School of Electrical and Computer Engineering, University of Tehran, Iran.
Med Phys. 2010 Aug;37(8):4501-16. doi: 10.1118/1.3459018.
The authors propose a fast, robust, nonparametric, entropy-based, coupled, multishape approach to segment subcortical brain structures from magnetic resonance images (MRIs).
The proposed method uses three types of information: Image intensity, tissue types, and locations of structures. The image intensity information is captured by estimating the probability density function (pdf) of the image intensities in each structure. The tissue type information is captured by applying an unsupervised tissue segmentation method to the image and estimating a probability mass function (pmf) for the tissue type of each structure. The location information is captured by estimating pdf of the location of each structure from the training datasets. The resulting pmf's and pdf's are used to define an entropy function whose minimum corresponds to a desirable segmentation of the structures. The authors propose a three-step optimization strategy for the segmentation method. In the first step, a powerful automatic initialization method is developed based on tissue type and location information of the structures. In the second step, a quasi-Newton method is used to optimize the parameters of the energy function. To speed up the iterations, derivatives of the energy function with respect to its parameters are analytically derived and used in the optimization process. In the last step, the limitations related to the prior shape model are removed and a level-set method is applied for the fine tuning of the segmentation results.
The proposed method is applied to two different datasets and the results are compared to those of previous methods in literature. Experimental results are presented for lateral ventricles, caudate, thalamus, putamen, pallidum, hippocampus, and amygdala.
The results illustrate superior performance of the proposed segmentation method compared to other methods in literature. The execution time of the algorithm is a few minutes, suitable for a variety of applications.

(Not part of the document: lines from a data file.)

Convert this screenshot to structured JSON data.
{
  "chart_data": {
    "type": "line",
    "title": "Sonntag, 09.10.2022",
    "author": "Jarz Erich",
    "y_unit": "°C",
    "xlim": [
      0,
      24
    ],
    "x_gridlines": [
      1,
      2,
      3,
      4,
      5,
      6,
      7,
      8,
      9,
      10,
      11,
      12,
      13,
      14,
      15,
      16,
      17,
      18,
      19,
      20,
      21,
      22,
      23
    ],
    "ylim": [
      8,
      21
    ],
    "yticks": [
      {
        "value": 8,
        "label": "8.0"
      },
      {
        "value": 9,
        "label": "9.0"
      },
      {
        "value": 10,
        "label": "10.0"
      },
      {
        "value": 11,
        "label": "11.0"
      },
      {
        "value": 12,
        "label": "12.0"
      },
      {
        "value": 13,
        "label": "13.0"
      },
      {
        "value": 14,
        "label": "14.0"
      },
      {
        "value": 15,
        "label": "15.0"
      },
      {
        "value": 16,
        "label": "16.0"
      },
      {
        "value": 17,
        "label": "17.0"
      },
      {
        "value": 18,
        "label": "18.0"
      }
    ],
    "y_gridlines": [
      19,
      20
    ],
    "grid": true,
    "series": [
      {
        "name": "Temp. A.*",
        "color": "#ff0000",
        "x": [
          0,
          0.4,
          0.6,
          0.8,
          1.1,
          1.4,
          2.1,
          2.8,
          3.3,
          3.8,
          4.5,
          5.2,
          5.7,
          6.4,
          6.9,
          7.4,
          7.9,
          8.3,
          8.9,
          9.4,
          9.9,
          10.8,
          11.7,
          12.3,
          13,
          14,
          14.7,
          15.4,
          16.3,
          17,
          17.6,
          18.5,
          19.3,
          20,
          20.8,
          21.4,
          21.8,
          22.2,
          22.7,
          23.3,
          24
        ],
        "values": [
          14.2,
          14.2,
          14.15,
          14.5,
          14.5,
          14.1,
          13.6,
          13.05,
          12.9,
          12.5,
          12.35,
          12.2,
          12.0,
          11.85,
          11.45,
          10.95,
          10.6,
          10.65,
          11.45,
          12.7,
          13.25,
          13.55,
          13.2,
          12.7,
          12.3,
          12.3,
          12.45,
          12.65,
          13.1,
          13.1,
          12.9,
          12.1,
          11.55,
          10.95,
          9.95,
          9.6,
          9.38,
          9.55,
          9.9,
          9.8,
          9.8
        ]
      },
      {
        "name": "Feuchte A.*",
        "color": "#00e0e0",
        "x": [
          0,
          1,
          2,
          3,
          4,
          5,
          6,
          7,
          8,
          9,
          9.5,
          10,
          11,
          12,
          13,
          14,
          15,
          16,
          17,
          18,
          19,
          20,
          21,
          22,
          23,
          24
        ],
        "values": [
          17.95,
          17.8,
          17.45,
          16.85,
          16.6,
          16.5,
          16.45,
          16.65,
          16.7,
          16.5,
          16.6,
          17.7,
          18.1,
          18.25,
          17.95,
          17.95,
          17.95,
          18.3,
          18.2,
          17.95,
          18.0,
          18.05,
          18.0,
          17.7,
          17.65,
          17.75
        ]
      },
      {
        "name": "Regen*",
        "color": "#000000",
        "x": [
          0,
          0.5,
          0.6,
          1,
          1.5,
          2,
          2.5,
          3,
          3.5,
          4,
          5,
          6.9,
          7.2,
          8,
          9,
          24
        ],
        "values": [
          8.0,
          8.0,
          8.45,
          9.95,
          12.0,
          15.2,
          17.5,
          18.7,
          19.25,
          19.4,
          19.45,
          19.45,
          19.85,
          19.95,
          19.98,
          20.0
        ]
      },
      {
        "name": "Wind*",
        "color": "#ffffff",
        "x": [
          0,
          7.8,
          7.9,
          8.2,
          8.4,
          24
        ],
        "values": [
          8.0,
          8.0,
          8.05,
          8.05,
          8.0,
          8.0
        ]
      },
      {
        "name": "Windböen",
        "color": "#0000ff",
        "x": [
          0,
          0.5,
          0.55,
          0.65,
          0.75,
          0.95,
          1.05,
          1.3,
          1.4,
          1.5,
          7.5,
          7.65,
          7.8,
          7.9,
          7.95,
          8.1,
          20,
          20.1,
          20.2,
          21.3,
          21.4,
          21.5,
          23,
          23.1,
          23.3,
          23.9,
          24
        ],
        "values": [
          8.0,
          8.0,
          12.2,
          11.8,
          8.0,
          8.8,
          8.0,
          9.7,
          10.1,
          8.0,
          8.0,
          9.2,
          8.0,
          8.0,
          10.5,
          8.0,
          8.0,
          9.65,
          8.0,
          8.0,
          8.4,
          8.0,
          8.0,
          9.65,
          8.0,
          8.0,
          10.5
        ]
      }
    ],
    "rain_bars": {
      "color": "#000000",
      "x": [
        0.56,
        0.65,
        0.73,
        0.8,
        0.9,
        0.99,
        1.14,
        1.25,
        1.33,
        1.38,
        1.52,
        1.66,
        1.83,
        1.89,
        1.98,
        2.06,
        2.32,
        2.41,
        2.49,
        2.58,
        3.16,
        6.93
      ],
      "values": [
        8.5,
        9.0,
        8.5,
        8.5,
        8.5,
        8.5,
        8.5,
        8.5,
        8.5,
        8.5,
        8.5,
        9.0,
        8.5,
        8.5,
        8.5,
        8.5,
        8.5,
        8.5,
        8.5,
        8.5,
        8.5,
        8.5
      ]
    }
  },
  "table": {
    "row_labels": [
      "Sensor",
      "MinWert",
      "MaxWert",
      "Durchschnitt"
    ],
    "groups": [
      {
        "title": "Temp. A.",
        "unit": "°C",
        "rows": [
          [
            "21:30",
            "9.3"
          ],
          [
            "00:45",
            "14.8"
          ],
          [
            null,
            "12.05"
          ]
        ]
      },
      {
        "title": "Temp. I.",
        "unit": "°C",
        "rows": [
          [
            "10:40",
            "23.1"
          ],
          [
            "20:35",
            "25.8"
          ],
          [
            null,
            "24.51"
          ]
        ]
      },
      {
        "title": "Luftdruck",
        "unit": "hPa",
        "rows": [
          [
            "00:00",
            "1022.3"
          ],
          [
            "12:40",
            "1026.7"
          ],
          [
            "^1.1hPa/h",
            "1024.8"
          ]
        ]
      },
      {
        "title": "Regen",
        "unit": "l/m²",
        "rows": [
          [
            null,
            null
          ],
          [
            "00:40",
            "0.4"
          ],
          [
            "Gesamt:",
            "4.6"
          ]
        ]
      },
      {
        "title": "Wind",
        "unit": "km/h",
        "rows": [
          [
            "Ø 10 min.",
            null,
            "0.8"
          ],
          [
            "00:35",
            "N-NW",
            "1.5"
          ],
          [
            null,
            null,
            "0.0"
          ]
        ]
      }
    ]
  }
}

作者提出了一种快速、鲁棒、基于熵的非参数、耦合、多形状方法,用于从磁共振图像 (MRI) 中分割皮质下脑结构。
所提出的方法使用三种类型的信息:图像强度、组织类型和结构位置。图像强度信息通过估计每个结构中的图像强度的概率密度函数 (pdf) 来捕获。组织类型信息通过将无监督组织分割方法应用于图像并估计每个结构的组织类型的概率质量函数 (pmf) 来捕获。位置信息通过从训练数据集中估计每个结构的位置的 pdf 来捕获。所得到的 pmf 和 pdf 用于定义一个熵函数,其最小值对应于结构的理想分割。作者提出了一种三步优化策略来分割方法。在第一步中,基于结构的组织类型和位置信息开发了一种强大的自动初始化方法。在第二步中,使用拟牛顿法优化能量函数的参数。为了加快迭代速度,分析推导了能量函数相对于其参数的导数,并在优化过程中使用。在最后一步,消除了与先验形状模型相关的限制,并应用水平集方法对分割结果进行微调。
该方法应用于两个不同的数据集,并将结果与文献中的先前方法进行比较。实验结果显示了侧脑室、尾状核、丘脑、壳核、苍白球、海马和杏仁核的结果。
结果表明,与文献中的其他方法相比,所提出的分割方法具有优越的性能。算法的执行时间为几分钟,适用于各种应用。